Series III - Mugen Lightning (ムゲンライトニング)
| Bine name | Animal | Combiner |
| Thunder Seiryu (サンダーセイリュウ) | Dragon | Mugen Kaiser/Thunder Dragon |
| Thunder Byakko (サンダービャッコ) | Tiger | Mugen Kaiser/Thunder Dragon |
| Thunder Suzaku (サンダースザク) | Phoenix | Mugen Kaiser/Thunder Dragon |
| Thunder Genbu (サンダーゲンブ) | Turtle | Mugen Kaiser/Thunder Dragon |
| ThunderRoid (サンダーロイド) | Robot | Mugen Kaiser/Thunder Dragon |

==Storyline==
Little backstory is given for the Mugenbine toyline aside besides commercials and the back of toy packaging.

According to fiction from the commercials, the story takes place in Mugenpolis (ムゲンポリス), where the first Mugenbine, Air Leon, was developed, soon followed by Build Giraffe and Carry Eagle, designed to counter emergencies in the city. The only villain seen is Xenonbine, an evil Mugenbine capable of more combinations than any of the others at the time. The commercials also explained the characters Great Rex, Heat Tricera, and Zord Elephant were created by Mugenbine's North American branch. After Victory Leon is created to serve as a gateway to the city, the commercials begin referring to it as Mugen City (ムゲンシティ), and introduced the Mugen Bases. Arch Tiger's commercial also implies an unseen, ominous enemy as its appearance causes the sky to turn purple. There is also a side story featuring the Ridebine characters who are searching for legendary weapons, a theme supported by the manga included with these figures where they battle a machine monster powered by these weapons, as well as their inclusion with numerous Teiouryu figures as "prize parts", the weapon parts from Assault Leon, Energy Rhinoce, and Great Rex molded in gold plastic.

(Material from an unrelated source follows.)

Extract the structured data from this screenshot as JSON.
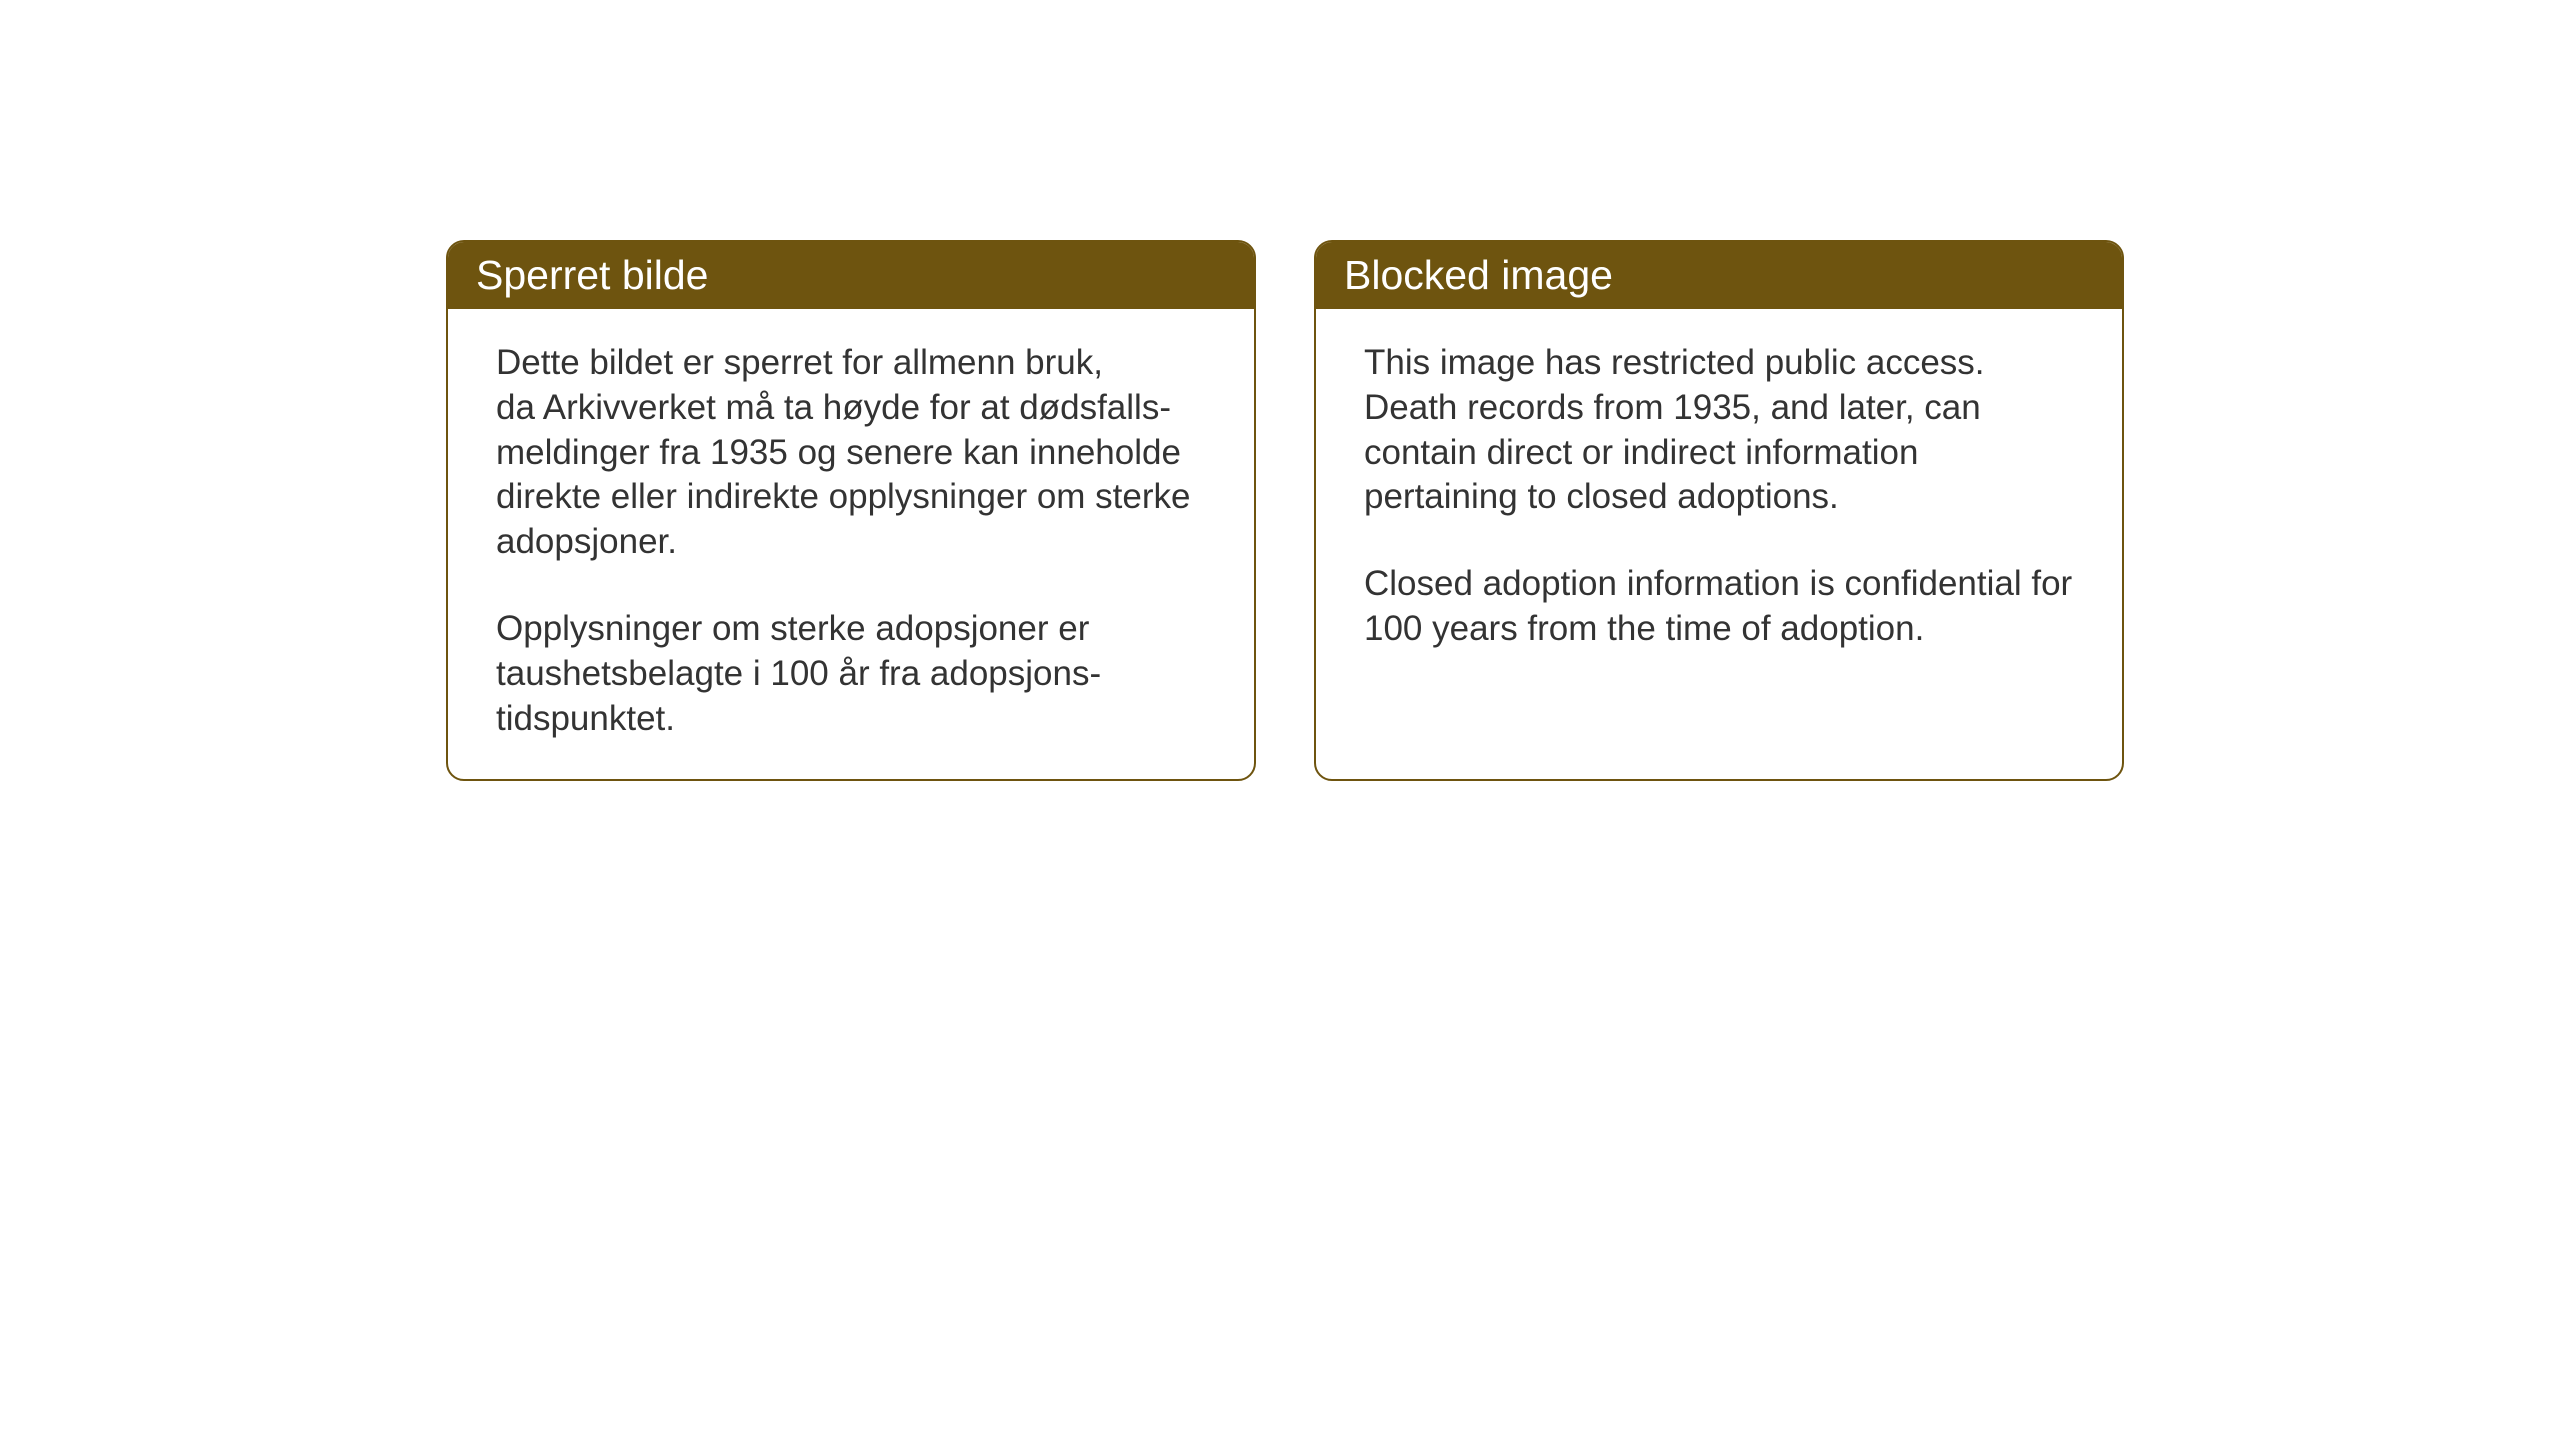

At some point, the storyline on the packages tell that the Mugenroids are taken over and turn against the city. As a result, the Buildroids are created, with human pilots that could not be controlled. They're left as the only protectors of Mugen City in the face of the new threat. The storyline is presumed to be ongoing as the most recent toy releases also includes a pilot figure.